It is late October, which means only one thing in this house: what the *&%# are my kids going to be for Halloween?
Every year, I vow that next year will be different. I will not wrap myself up in their crazy. I will not cotton last-minute schemes. I will not enter Party City on Oct. 30th in search of “medium-blue socks and a small bag of feathers.” Instead, like the well-behaved family that I know we could be, we will make early plans. We will select costumes AND wear them. Or we will let the chips fall.
I really thought this was going to be our year.
In July, both girls had wanted desperately to be Katniss Everdeen from The Hunger Games. I was jazzed. There would be no simpering princesses here. No sequins, pompoms, or lace. Only two strong heroines. With easy costumes to boot. Wear black, braid hair, maybe hold an arrow, and call it done. But our oldest daughter is going through a bit of a tween thing, and refused to wear any costume that matched her baby sister, who in turn, rejected Katniss if older sis would not join in. So now neither one will volunteer as tribute.
Costume notions have entered and exited the house with the breeze. Already, our six-year-old has vetoed a fireman, dinosaur, bumblebee, ballerina, and ninja.
My friends seem to eliminate this waffling and tomfoolery with an overriding household theme. I’ve known families who dressed as minions or superheroes, Star Wars personalities or characters from Scooby Doo. My neighbors transformed themselves into the cast of The Dukes of Hazzard a few years back. Baby Boss Hogg and teenage Roscoe P. Coltrane were particularly on point.
I floated a group costume to my crew, and the only idea upon which anyone could agree was that I would portray the Wicked Witch. That theme was jettisoned, however, when everyone else in the family fought over Dorothy. For a few moments at the Science Center, we were committed to being a family of astronauts. Space Team Harbaugh. Our costumes would be both empowering and STEM-appropriate. But the rocketeers disbanded at the gift shop when I saw the price of one single spacesuit. Astronomical! They must have been using the proceeds to fund actual space exploration.
Without a theme, we quickly became untethered. Costume notions have entered and exited the house with the breeze.
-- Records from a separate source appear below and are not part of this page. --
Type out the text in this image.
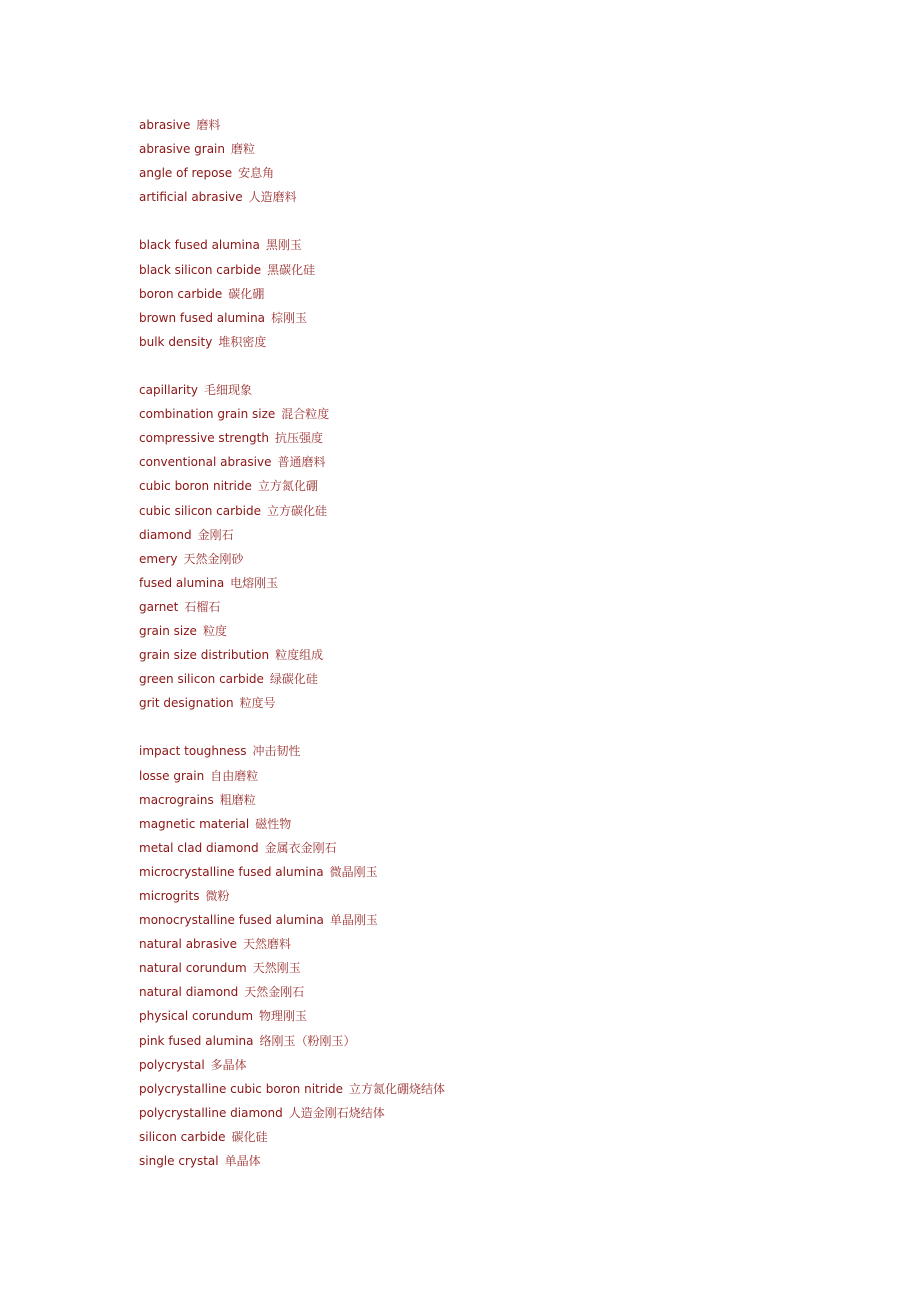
abrasive 磨料
abrasive grain 磨粒
angle of repose 安息角
artificial abrasive 人造磨料
black fused alumina 黑刚玉
black silicon carbide 黑碳化硅
boron carbide 碳化硼
brown fused alumina 棕刚玉
bulk density 堆积密度
capillarity 毛细现象
combination grain size 混合粒度
compressive strength 抗压强度
conventional abrasive 普通磨料
cubic boron nitride 立方氮化硼
cubic silicon carbide 立方碳化硅
diamond 金刚石
emery 天然金刚砂
fused alumina 电熔刚玉
garnet 石榴石
grain size 粒度
grain size distribution 粒度组成
green silicon carbide 绿碳化硅
grit designation 粒度号
impact toughness 冲击韧性
losse grain 自由磨粒
macrograins 粗磨粒
magnetic material 磁性物
metal clad diamond 金属衣金刚石
microcrystalline fused alumina 微晶刚玉
microgrits 微粉
monocrystalline fused alumina 单晶刚玉
natural abrasive 天然磨料
natural corundum 天然刚玉
natural diamond 天然金刚石
physical corundum 物理刚玉
pink fused alumina 络刚玉（粉刚玉）
polycrystal 多晶体
polycrystalline cubic boron nitride 立方氮化硼烧结体
polycrystalline diamond 人造金刚石烧结体
silicon carbide 碳化硅
single crystal 单晶体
Already, our six-year-old has vetoed a fireman, dinosaur, bumblebee, ballerina, and ninja. I really thought we had a winner with that last one until her sister pronounced it lame to wear the same costume two years in a row. I wanted to kick her.
I complained to my husband about the kids’ failure to commit, but he adopts a “not my circus, not my monkeys” attitude about this particular holiday. Give him his way, and we would skip it altogether. He does not like candy. Or pumpkin lattes. And he once told me he would rather “scrub a toilet than wear a costume.” To be fair, he has begrudgingly dressed up whenever I have insisted. But that usually means donning a Hawaiian shirt, carrying a beer, and calling himself Jimmy Buffett.
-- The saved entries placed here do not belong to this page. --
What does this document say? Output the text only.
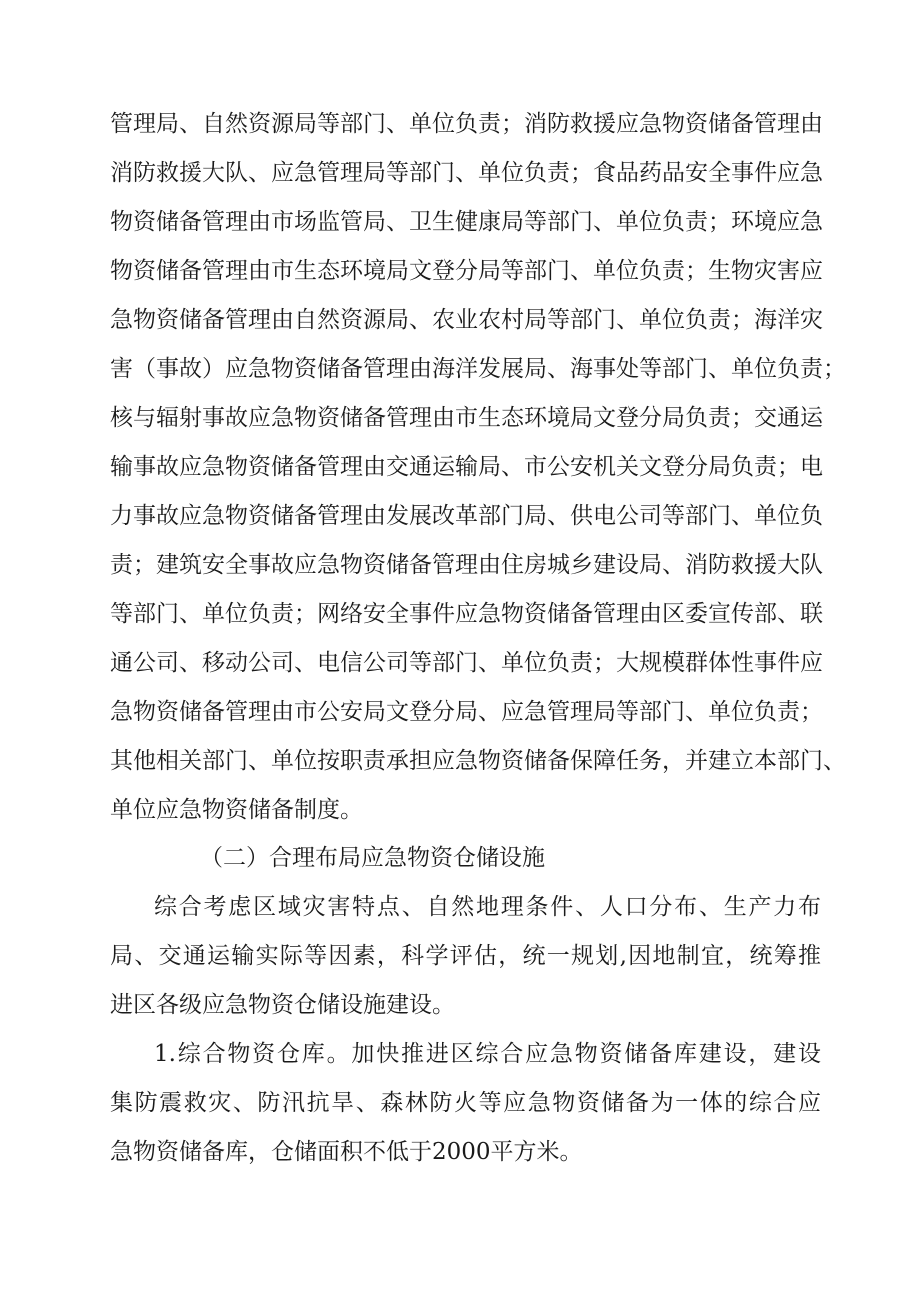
管理局、自然资源局等部门、单位负责；消防救援应急物资储备管理由
消防救援大队、应急管理局等部门、单位负责；食品药品安全事件应急
物资储备管理由市场监管局、卫生健康局等部门、单位负责；环境应急
物资储备管理由市生态环境局文登分局等部门、单位负责；生物灾害应
急物资储备管理由自然资源局、农业农村局等部门、单位负责；海洋灾
害（事故）应急物资储备管理由海洋发展局、海事处等部门、单位负责；
核与辐射事故应急物资储备管理由市生态环境局文登分局负责；交通运
输事故应急物资储备管理由交通运输局、市公安机关文登分局负责；电
力事故应急物资储备管理由发展改革部门局、供电公司等部门、单位负
责；建筑安全事故应急物资储备管理由住房城乡建设局、消防救援大队
等部门、单位负责；网络安全事件应急物资储备管理由区委宣传部、联
通公司、移动公司、电信公司等部门、单位负责；大规模群体性事件应
急物资储备管理由市公安局文登分局、应急管理局等部门、单位负责；
其他相关部门、单位按职责承担应急物资储备保障任务，并建立本部门、
单位应急物资储备制度。
（二）合理布局应急物资仓储设施
综合考虑区域灾害特点、自然地理条件、人口分布、生产力布
局、交通运输实际等因素，科学评估，统一规划,因地制宜，统筹推
进区各级应急物资仓储设施建设。
1.综合物资仓库。加快推进区综合应急物资储备库建设，建设
集防震救灾、防汛抗旱、森林防火等应急物资储备为一体的综合应
急物资储备库，仓储面积不低于2000平方米。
I suppose costume failure is in my lineage. Growing up, most years, I was either a pirate or a gypsy – which both looked pretty much the same. My father came from a long line of hobos. And my brothers alternated their pirates with various sportsmen: pirate – golfer – pirate – baseball player – pirate — quarterback. My sister was often a witch. None of us won many awards for originality, but we had full candy buckets at the end of the night, which, as far as we were concerned, was the whole point.
I have never subscribed to the notion that a Halloween costume is an extension of your soul. I like a heavyset male in a tutu claiming to be Tinker Bell as much as the next gal, but I’m also fine with ghosts and black cats. I do not equate costume proficiency with winning at life. People with basic get-ups can still be complex, even awesome humans. Especially if they spend no money. Last year, Lizzie’s preschool teacher became my new hero when she whipped up a turtle with some green paper and a stapler.
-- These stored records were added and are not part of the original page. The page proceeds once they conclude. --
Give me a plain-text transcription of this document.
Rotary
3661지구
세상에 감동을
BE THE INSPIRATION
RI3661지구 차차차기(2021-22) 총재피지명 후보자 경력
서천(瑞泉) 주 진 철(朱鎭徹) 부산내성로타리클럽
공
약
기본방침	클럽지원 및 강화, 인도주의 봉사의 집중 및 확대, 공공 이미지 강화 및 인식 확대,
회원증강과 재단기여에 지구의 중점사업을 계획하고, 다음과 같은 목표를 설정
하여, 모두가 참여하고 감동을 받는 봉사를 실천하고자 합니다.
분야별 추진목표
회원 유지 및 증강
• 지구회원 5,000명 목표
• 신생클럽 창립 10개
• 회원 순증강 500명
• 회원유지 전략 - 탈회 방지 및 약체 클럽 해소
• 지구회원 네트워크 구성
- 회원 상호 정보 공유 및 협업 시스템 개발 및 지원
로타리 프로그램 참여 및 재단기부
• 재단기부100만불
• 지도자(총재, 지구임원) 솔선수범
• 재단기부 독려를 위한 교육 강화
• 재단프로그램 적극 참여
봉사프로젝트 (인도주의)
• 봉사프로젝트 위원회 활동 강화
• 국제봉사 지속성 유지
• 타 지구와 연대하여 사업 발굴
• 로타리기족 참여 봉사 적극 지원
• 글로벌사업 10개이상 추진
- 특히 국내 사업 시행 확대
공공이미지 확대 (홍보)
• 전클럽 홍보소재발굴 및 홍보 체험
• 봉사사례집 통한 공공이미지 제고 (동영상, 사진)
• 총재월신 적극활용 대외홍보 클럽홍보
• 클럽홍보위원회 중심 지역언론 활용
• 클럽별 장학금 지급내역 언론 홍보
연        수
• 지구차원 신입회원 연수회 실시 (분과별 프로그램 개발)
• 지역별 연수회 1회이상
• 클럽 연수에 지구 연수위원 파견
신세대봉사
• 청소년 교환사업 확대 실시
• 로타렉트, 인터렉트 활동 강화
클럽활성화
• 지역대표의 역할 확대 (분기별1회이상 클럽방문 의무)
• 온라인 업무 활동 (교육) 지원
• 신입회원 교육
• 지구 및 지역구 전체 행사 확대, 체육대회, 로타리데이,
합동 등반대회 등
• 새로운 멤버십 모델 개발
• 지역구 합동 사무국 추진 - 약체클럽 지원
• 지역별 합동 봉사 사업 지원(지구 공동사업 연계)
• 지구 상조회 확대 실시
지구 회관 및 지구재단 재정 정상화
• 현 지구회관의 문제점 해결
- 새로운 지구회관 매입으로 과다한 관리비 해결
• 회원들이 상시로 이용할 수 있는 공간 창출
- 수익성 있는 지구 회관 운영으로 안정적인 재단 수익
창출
In addition to believing her costume is an extension of her soul, my oldest daughter fears this might be her last chance for trick-or-treating.
Of course, there are other forces getting in the way of my frugality. In addition to believing her costume is an extension of her soul, my oldest daughter fears this might be her last chance for trick-or-treating. I have tried to convince her that she’ll eke out a few more candy-grubbing promenades. But she’ll start middle school next year. Maybe she is right. I distinctly remember my final year as a costumed participant. My girlfriend and I dressed in robes and face cream and claimed we were “moms” – as though either of our mothers had ever looked that way. Neighbors humored us, but we knew. We were old enough to walk into a store and purchase our own candy. It was time to hang up the pumpkin buckets, and put our pillowcases back on the bed.
Which is why I will probably drive my daughters to Party City tomorrow afternoon. And why I will pay Amazon.com to rush ship yet another costume to our house by week’s end. For a young girl, October 31st is a chance to be anything she wants: a painter, the President, a doctor, an astronaut, a rock star, a superhero, or the commissioner of the NBA.
The world sometimes disagrees. But on Halloween, blessedly ridiculous, frequently last-minute, Halloween, I want no limits. On that night, I want my girls to have all of the options, and all of the opportunities.
If only to help me reinforce this idea every other day of the year.